Content design is answering a user need in the best way for the user to consume it.Sarah Winters
As of this writing, the discipline of content design has a nomenclature problem. A delicious irony for a discipline populated by language experts.
Content design was originally known as “content strategy” but this overlapped with concept of marketing content strategy. Some of us tacked a UX to the front, UX Content Strategy
, but it was still a little unclear.
The term “UX writing” was en vogue for a while. From a content design standpoint, this is an effective term. “Writing” describes the job and “UX” helps people know what kind of writer you are. Modifier + noun
is quite elegant. The term plays well with Search Engine Optimization (SEO). It’s how I describe my job to people who don’t work in tech.
Within the virtual hallways of this industry however, the term “UX writing” does not capture the full scope of the role. Because it’s more than writing.
Sarah Winters coined the term “content design” which better conveys the spirit of this work: you’re wearing a design hat while wearing writing gloves, not the other way around. You’re thinking about language from a design point of view.
In a corporate realpolitik sense, the term “content design” enables the perception of role parity with “UX design” and helps convey to folks in engineering and product management where content fits into the UX design process.
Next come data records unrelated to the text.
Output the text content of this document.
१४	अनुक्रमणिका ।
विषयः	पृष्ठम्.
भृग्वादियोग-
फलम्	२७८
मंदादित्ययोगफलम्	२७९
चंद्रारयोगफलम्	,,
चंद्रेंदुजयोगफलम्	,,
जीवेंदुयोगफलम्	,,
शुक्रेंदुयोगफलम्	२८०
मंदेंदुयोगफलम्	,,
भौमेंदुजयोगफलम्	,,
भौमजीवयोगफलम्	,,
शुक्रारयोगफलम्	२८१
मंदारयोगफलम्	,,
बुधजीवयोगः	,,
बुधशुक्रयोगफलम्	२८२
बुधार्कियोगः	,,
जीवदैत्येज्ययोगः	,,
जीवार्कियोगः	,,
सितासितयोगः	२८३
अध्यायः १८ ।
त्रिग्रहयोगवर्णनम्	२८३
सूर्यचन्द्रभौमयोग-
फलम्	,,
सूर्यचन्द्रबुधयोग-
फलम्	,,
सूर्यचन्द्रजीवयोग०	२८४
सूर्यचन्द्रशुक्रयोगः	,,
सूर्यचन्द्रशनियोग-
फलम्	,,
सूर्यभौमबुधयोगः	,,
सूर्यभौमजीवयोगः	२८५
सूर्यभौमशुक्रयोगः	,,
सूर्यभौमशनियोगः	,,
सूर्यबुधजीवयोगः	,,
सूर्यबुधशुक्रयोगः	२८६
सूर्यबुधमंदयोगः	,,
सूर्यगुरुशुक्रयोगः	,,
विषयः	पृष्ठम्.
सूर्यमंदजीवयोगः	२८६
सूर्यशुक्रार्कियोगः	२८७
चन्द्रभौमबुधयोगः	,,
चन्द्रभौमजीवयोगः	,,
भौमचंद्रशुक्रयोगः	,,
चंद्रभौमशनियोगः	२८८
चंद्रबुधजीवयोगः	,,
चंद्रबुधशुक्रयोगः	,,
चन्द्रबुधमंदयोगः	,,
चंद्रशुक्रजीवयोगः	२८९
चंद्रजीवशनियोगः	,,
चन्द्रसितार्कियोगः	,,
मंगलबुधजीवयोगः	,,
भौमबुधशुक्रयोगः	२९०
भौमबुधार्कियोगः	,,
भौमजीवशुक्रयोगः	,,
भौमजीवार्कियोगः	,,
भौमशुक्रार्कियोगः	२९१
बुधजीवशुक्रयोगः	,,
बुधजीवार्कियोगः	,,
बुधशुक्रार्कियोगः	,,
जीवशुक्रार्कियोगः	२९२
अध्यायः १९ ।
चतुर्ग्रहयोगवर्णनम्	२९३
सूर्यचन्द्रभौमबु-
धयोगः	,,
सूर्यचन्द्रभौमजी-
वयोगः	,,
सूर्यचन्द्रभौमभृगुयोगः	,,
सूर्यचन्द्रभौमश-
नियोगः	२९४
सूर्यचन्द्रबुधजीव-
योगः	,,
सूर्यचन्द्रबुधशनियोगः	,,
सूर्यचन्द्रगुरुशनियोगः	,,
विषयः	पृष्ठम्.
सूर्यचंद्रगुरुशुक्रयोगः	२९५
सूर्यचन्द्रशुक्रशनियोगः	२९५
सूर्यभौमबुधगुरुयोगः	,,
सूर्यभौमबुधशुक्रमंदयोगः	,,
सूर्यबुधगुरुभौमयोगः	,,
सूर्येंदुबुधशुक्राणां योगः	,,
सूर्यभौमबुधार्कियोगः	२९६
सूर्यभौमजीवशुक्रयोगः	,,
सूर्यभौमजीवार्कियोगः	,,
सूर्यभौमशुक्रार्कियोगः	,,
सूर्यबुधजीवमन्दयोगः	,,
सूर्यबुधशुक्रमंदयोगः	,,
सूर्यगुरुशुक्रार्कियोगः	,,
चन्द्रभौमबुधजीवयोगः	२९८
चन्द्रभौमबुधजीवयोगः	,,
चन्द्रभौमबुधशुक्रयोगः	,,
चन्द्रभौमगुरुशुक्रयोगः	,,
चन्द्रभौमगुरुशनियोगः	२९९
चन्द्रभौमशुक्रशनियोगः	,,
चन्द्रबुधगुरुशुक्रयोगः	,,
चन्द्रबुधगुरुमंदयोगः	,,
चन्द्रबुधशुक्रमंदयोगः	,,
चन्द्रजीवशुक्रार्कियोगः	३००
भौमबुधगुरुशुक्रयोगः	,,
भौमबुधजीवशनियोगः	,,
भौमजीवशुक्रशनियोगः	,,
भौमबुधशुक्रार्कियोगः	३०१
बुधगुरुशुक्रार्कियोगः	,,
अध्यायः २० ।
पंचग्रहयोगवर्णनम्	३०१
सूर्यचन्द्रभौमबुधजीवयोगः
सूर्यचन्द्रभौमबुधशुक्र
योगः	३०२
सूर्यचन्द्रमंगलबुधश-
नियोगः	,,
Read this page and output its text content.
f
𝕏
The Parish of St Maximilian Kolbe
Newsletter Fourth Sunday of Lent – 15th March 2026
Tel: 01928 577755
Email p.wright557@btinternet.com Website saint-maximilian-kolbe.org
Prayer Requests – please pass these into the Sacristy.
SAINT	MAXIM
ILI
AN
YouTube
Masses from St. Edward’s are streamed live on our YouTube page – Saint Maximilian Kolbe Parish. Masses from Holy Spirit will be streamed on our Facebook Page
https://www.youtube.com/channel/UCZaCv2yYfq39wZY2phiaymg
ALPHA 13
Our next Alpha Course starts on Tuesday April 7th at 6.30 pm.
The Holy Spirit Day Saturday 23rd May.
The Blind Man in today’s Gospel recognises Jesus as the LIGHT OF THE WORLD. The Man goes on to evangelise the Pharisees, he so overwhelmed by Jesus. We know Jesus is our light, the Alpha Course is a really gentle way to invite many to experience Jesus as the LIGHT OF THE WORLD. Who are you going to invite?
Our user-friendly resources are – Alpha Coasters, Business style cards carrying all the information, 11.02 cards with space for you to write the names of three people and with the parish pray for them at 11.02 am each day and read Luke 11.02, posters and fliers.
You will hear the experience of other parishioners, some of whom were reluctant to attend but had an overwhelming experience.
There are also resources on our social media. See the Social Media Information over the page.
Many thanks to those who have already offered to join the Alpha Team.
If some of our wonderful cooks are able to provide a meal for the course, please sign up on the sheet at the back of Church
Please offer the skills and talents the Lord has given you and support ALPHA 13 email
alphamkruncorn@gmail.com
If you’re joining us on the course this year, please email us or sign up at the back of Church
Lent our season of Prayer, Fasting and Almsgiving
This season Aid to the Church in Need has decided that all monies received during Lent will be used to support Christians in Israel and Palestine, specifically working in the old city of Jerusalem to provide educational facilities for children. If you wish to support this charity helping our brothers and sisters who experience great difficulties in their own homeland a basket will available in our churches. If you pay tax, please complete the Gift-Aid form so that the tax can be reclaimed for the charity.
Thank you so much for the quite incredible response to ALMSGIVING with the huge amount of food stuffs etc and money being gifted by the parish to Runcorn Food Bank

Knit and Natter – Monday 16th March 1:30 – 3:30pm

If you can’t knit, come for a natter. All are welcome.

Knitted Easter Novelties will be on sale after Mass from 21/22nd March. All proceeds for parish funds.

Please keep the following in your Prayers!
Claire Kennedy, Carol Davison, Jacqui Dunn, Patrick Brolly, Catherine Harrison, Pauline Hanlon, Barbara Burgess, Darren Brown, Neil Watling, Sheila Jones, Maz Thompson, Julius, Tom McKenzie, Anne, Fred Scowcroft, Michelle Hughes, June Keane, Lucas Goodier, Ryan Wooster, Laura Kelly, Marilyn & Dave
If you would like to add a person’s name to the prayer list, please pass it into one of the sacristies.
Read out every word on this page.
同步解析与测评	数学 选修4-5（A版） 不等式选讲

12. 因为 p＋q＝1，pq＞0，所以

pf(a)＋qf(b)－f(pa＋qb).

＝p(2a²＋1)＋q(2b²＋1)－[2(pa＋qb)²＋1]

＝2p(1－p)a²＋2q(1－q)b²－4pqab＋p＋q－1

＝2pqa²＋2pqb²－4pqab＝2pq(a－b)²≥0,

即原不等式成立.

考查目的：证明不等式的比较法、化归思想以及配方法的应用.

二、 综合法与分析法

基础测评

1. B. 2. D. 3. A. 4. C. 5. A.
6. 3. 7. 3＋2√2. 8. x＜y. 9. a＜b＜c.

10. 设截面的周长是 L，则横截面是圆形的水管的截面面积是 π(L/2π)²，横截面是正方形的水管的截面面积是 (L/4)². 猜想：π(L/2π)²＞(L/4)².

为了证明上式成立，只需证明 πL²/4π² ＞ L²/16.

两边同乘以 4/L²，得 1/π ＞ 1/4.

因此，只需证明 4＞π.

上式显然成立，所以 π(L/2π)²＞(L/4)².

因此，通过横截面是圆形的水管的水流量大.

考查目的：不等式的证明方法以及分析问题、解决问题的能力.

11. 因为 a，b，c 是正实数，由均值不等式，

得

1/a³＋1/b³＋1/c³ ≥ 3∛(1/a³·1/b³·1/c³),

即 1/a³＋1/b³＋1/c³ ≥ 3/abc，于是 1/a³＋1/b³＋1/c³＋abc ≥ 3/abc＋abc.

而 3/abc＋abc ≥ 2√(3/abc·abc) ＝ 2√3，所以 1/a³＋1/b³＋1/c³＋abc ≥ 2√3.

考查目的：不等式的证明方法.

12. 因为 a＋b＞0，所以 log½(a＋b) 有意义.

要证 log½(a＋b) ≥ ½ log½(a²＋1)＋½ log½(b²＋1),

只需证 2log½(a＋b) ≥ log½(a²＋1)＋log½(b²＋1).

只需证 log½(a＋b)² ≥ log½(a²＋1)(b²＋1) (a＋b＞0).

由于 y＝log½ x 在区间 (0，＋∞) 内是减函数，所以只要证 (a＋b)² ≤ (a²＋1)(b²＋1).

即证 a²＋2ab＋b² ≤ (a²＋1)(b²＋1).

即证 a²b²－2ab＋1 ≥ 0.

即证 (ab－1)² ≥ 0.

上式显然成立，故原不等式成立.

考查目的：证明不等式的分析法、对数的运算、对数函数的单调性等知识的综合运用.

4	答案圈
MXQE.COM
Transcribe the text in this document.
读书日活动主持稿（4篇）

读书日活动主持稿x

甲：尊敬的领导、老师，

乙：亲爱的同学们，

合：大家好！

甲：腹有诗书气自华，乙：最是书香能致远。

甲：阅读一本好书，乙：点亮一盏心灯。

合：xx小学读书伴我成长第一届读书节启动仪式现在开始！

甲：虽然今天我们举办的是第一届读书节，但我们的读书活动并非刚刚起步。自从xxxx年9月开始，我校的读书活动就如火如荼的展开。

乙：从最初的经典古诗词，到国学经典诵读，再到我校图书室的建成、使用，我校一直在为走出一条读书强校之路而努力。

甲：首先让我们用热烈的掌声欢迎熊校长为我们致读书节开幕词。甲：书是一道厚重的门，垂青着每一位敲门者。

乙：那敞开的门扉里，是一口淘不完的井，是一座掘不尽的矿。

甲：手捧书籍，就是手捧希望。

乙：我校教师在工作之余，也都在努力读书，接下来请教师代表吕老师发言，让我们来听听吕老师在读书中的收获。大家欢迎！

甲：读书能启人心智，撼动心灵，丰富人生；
That said, for an average schmo “content design” is less clear. It’s a pair of squat, gelid nouns, which is how jargon is formed. “Content” is a highly nebulous term (John Perry Barlow’s dissection of this concept is a worthy read), and can feel as opaque as “user experience.” Besides isn’t the “User Experience” of a product its “content?” In my humble opinion both the people writing the words and the people drawing the shapes are user experience designers.
Content design might be what we do, but “UX writing” is easier to grasp. And “UX designer” is closest to the truth, though we seem to lack the collective courage to say so in public.
Anyway… all these nuances are what make this work deeply interesting and I believe, valuable to the design of great experiences.
People smarter than I have tried to articulate differences between these all these terms. To me: content strategy equals UX writing equals content design. The goal is the same: improve an experience via the organization (i.e., design) of language. Design hat, language gloves.
So why all this confusion?
Some psychologists (shout out to my therapist) say that a weakness is really just a strength that’s working overtime. That could be at work here. Any other discipline might have settled on “wordsmith” and never thought about it again.
But the fact that we think tirelessly about language and its impact on humans really is emblematic of everything we do. The discipline has a nomenclature problem because nomenclature problems are our collective obsession.